I lean forward and readjust Collin’s arms around my neck. Ten years old but he weighs a ton.

“Hang on, buddy.”

We left over three hours ago and, at this pace, I estimate we have another five hours’ hike before we reach the road. We won’t make it before nightfall.

Maybe we should have remained at the tent, waited for someone to come along. No; we could have been there for days.

Loose rocks shift under my feet. Pebbles skitter down the embankment to the lake shore ten feet below.

On the water, the empty rowboat floats a hundred yards from shore, its broken tether dangling like the world’s worst fishing line. The boat drifts along, following me, taunting me. I consider swimming out to it, but know I wouldn’t be able to make it with Collin on my back and don’t want to leave him alone.
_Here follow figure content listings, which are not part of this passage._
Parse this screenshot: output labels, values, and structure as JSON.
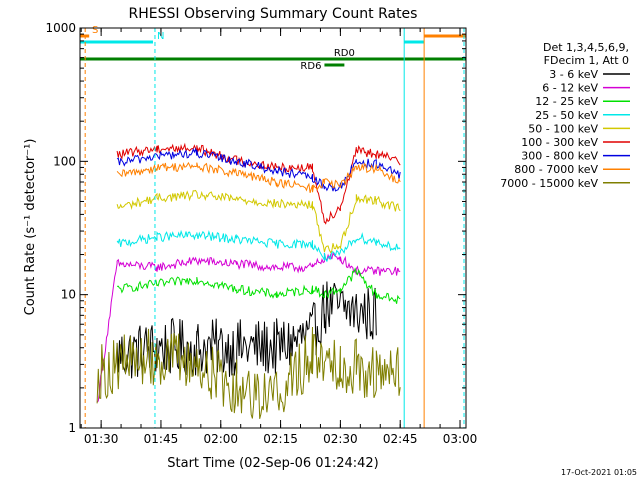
{
  "chart_data": {
    "type": "line",
    "title": "RHESSI Observing Summary Count Rates",
    "xlabel": "Start Time (02-Sep-06 01:24:42)",
    "ylabel": "Count Rate (s⁻¹ detector⁻¹)",
    "yscale": "log",
    "xlim": [
      "01:24:42",
      "03:01:30"
    ],
    "ylim": [
      1,
      1000
    ],
    "x_ticks": [
      "01:30",
      "01:45",
      "02:00",
      "02:15",
      "02:30",
      "02:45",
      "03:00"
    ],
    "y_ticks": [
      "1",
      "10",
      "100",
      "1000"
    ],
    "grid": false,
    "legend_position": "right",
    "legend_header": [
      "Det 1,3,4,5,6,9,",
      "FDecim 1, Att 0"
    ],
    "time_knots": [
      "01:29",
      "01:34",
      "01:44",
      "01:54",
      "02:04",
      "02:14",
      "02:23",
      "02:26",
      "02:30",
      "02:34",
      "02:39",
      "02:45",
      "02:47"
    ],
    "series": [
      {
        "name": "3 - 6 keV",
        "color": "#000000",
        "values": [
          null,
          3.5,
          4,
          4,
          4,
          4,
          5,
          8,
          8,
          7.5,
          7,
          null,
          null
        ]
      },
      {
        "name": "6 - 12 keV",
        "color": "#d400d4",
        "values": [
          1.5,
          17,
          16,
          18,
          17,
          16,
          16,
          19,
          19,
          15,
          15,
          15,
          null
        ]
      },
      {
        "name": "12 - 25 keV",
        "color": "#00e000",
        "values": [
          null,
          11,
          12,
          13,
          11,
          10,
          11,
          10,
          11,
          15,
          10,
          9,
          null
        ]
      },
      {
        "name": "25 - 50 keV",
        "color": "#00e8e8",
        "values": [
          null,
          24,
          27,
          28,
          26,
          24,
          24,
          19,
          20,
          27,
          25,
          22,
          null
        ]
      },
      {
        "name": "50 - 100 keV",
        "color": "#d2c800",
        "values": [
          null,
          45,
          53,
          56,
          52,
          48,
          47,
          22,
          23,
          53,
          51,
          44,
          null
        ]
      },
      {
        "name": "100 - 300 keV",
        "color": "#e00000",
        "values": [
          null,
          112,
          125,
          125,
          102,
          90,
          90,
          36,
          45,
          120,
          113,
          100,
          null
        ]
      },
      {
        "name": "300 - 800 keV",
        "color": "#0000e0",
        "values": [
          null,
          97,
          110,
          115,
          100,
          85,
          75,
          64,
          64,
          100,
          95,
          78,
          null
        ]
      },
      {
        "name": "800 - 7000 keV",
        "color": "#ff8000",
        "values": [
          null,
          78,
          90,
          92,
          81,
          70,
          62,
          70,
          65,
          91,
          88,
          68,
          null
        ]
      },
      {
        "name": "7000 - 15000 keV",
        "color": "#7f7f00",
        "values": [
          2.5,
          3,
          3.5,
          3,
          2,
          1.8,
          3.5,
          3.5,
          3,
          3,
          2.5,
          2.5,
          null
        ]
      }
    ],
    "state_bars": [
      {
        "label": "S",
        "color": "#ff8000",
        "start": "01:24:42",
        "end": "01:27"
      },
      {
        "label": "N",
        "color": "#00e8e8",
        "start": "01:24:42",
        "end": "01:43"
      },
      {
        "label": "",
        "color": "#00e8e8",
        "start": "02:46",
        "end": "02:51"
      },
      {
        "label": "",
        "color": "#ff8000",
        "start": "02:51",
        "end": "03:01:30"
      },
      {
        "label": "RD0",
        "color": "#007f00",
        "start": "01:24:42",
        "end": "03:01:30"
      },
      {
        "label": "RD6",
        "color": "#007f00",
        "start": "02:26",
        "end": "02:31"
      }
    ],
    "markers": [
      {
        "time": "01:26:00",
        "color": "#ff8000",
        "style": "dashed"
      },
      {
        "time": "01:43:30",
        "color": "#00e8e8",
        "style": "dashed"
      },
      {
        "time": "02:46:00",
        "color": "#00e8e8",
        "style": "solid"
      },
      {
        "time": "02:51:00",
        "color": "#ff8000",
        "style": "solid"
      },
      {
        "time": "03:01:00",
        "color": "#00e8e8",
        "style": "dashed"
      }
    ]
  },
  "footer_timestamp": "17-Oct-2021 01:05"
}
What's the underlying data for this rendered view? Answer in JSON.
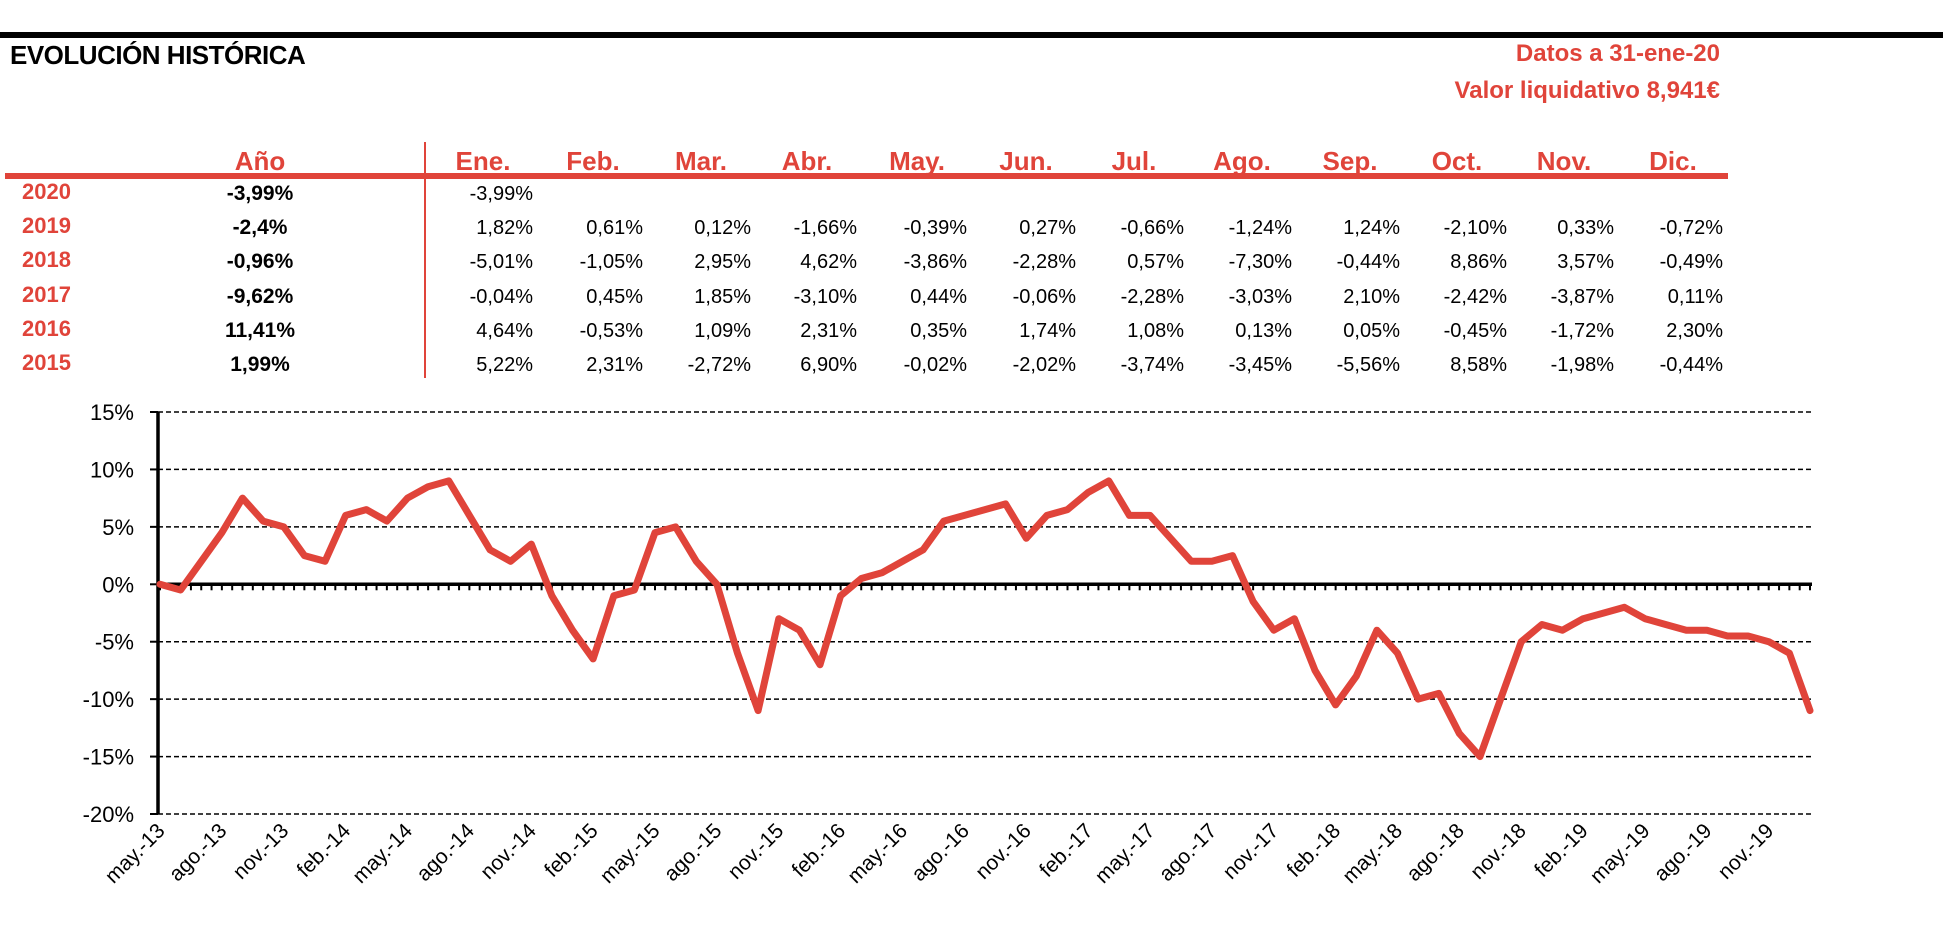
{
  "header": {
    "title": "EVOLUCIÓN HISTÓRICA",
    "date_line": "Datos a 31-ene-20",
    "nav_line": "Valor liquidativo 8,941€"
  },
  "table": {
    "year_header": "Año",
    "months": [
      "Ene.",
      "Feb.",
      "Mar.",
      "Abr.",
      "May.",
      "Jun.",
      "Jul.",
      "Ago.",
      "Sep.",
      "Oct.",
      "Nov.",
      "Dic."
    ],
    "rows": [
      {
        "year": "2020",
        "annual": "-3,99%",
        "values": [
          "-3,99%",
          "",
          "",
          "",
          "",
          "",
          "",
          "",
          "",
          "",
          "",
          ""
        ]
      },
      {
        "year": "2019",
        "annual": "-2,4%",
        "values": [
          "1,82%",
          "0,61%",
          "0,12%",
          "-1,66%",
          "-0,39%",
          "0,27%",
          "-0,66%",
          "-1,24%",
          "1,24%",
          "-2,10%",
          "0,33%",
          "-0,72%"
        ]
      },
      {
        "year": "2018",
        "annual": "-0,96%",
        "values": [
          "-5,01%",
          "-1,05%",
          "2,95%",
          "4,62%",
          "-3,86%",
          "-2,28%",
          "0,57%",
          "-7,30%",
          "-0,44%",
          "8,86%",
          "3,57%",
          "-0,49%"
        ]
      },
      {
        "year": "2017",
        "annual": "-9,62%",
        "values": [
          "-0,04%",
          "0,45%",
          "1,85%",
          "-3,10%",
          "0,44%",
          "-0,06%",
          "-2,28%",
          "-3,03%",
          "2,10%",
          "-2,42%",
          "-3,87%",
          "0,11%"
        ]
      },
      {
        "year": "2016",
        "annual": "11,41%",
        "values": [
          "4,64%",
          "-0,53%",
          "1,09%",
          "2,31%",
          "0,35%",
          "1,74%",
          "1,08%",
          "0,13%",
          "0,05%",
          "-0,45%",
          "-1,72%",
          "2,30%"
        ]
      },
      {
        "year": "2015",
        "annual": "1,99%",
        "values": [
          "5,22%",
          "2,31%",
          "-2,72%",
          "6,90%",
          "-0,02%",
          "-2,02%",
          "-3,74%",
          "-3,45%",
          "-5,56%",
          "8,58%",
          "-1,98%",
          "-0,44%"
        ]
      }
    ]
  },
  "colors": {
    "accent": "#e0443a",
    "axis": "#000000"
  },
  "chart_data": {
    "type": "line",
    "ylim": [
      -20,
      15
    ],
    "yticks": [
      15,
      10,
      5,
      0,
      -5,
      -10,
      -15,
      -20
    ],
    "ytick_labels": [
      "15%",
      "10%",
      "5%",
      "0%",
      "-5%",
      "-10%",
      "-15%",
      "-20%"
    ],
    "grid": "horizontal-dashed",
    "xtick_labels": [
      "may.-13",
      "ago.-13",
      "nov.-13",
      "feb.-14",
      "may.-14",
      "ago.-14",
      "nov.-14",
      "feb.-15",
      "may.-15",
      "ago.-15",
      "nov.-15",
      "feb.-16",
      "may.-16",
      "ago.-16",
      "nov.-16",
      "feb.-17",
      "may.-17",
      "ago.-17",
      "nov.-17",
      "feb.-18",
      "may.-18",
      "ago.-18",
      "nov.-18",
      "feb.-19",
      "may.-19",
      "ago.-19",
      "nov.-19"
    ],
    "series": [
      {
        "x": [
          "2013-05",
          "2013-06",
          "2013-07",
          "2013-08",
          "2013-09",
          "2013-10",
          "2013-11",
          "2013-12",
          "2014-01",
          "2014-02",
          "2014-03",
          "2014-04",
          "2014-05",
          "2014-06",
          "2014-07",
          "2014-08",
          "2014-09",
          "2014-10",
          "2014-11",
          "2014-12",
          "2015-01",
          "2015-02",
          "2015-03",
          "2015-04",
          "2015-05",
          "2015-06",
          "2015-07",
          "2015-08",
          "2015-09",
          "2015-10",
          "2015-11",
          "2015-12",
          "2016-01",
          "2016-02",
          "2016-03",
          "2016-04",
          "2016-05",
          "2016-06",
          "2016-07",
          "2016-08",
          "2016-09",
          "2016-10",
          "2016-11",
          "2016-12",
          "2017-01",
          "2017-02",
          "2017-03",
          "2017-04",
          "2017-05",
          "2017-06",
          "2017-07",
          "2017-08",
          "2017-09",
          "2017-10",
          "2017-11",
          "2017-12",
          "2018-01",
          "2018-02",
          "2018-03",
          "2018-04",
          "2018-05",
          "2018-06",
          "2018-07",
          "2018-08",
          "2018-09",
          "2018-10",
          "2018-11",
          "2018-12",
          "2019-01",
          "2019-02",
          "2019-03",
          "2019-04",
          "2019-05",
          "2019-06",
          "2019-07",
          "2019-08",
          "2019-09",
          "2019-10",
          "2019-11",
          "2019-12",
          "2020-01"
        ],
        "values": [
          0,
          -0.5,
          2,
          4.5,
          7.5,
          5.5,
          5,
          2.5,
          2,
          6,
          6.5,
          5.5,
          7.5,
          8.5,
          9,
          6,
          3,
          2,
          3.5,
          -1,
          -4,
          -6.5,
          -1,
          -0.5,
          4.5,
          5,
          2,
          0,
          -6,
          -11,
          -3,
          -4,
          -7,
          -1,
          0.5,
          1,
          2,
          3,
          5.5,
          6,
          6.5,
          7,
          4,
          6,
          6.5,
          8,
          9,
          6,
          6,
          4,
          2,
          2,
          2.5,
          -1.5,
          -4,
          -3,
          -7.5,
          -10.5,
          -8,
          -4,
          -6,
          -10,
          -9.5,
          -13,
          -15,
          -10,
          -5,
          -3.5,
          -4,
          -3,
          -2.5,
          -2,
          -3,
          -3.5,
          -4,
          -4,
          -4.5,
          -4.5,
          -5,
          -6,
          -11
        ]
      }
    ]
  }
}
“Okay, buddy, I gotta take a break.”

I shift Collin off my back, unhook his hands from around my neck, and set him down on a grassy patch.

His eyes have come open again. Why do they keep doing that? I brush my hand over them, feel his eyelids lower.

I stroke his hair, try to hide the bloody divot where his skull struck the stone.

I never should have sent him up there, to see if he could spot the lost boat. I should have been more aware, more careful, but he’d always been such a good little tree-climber. Like a monkey.

After a moment, I hoist him into position. His limbs are stiff but still flexible, like pipe cleaners. I check the twine linking his wrists at the base of my throat, set my hands under his thighs, and resume our trek.

He seems to grow heavier by the second, but I can’t leave him behind. His mother will want to see him—one last time.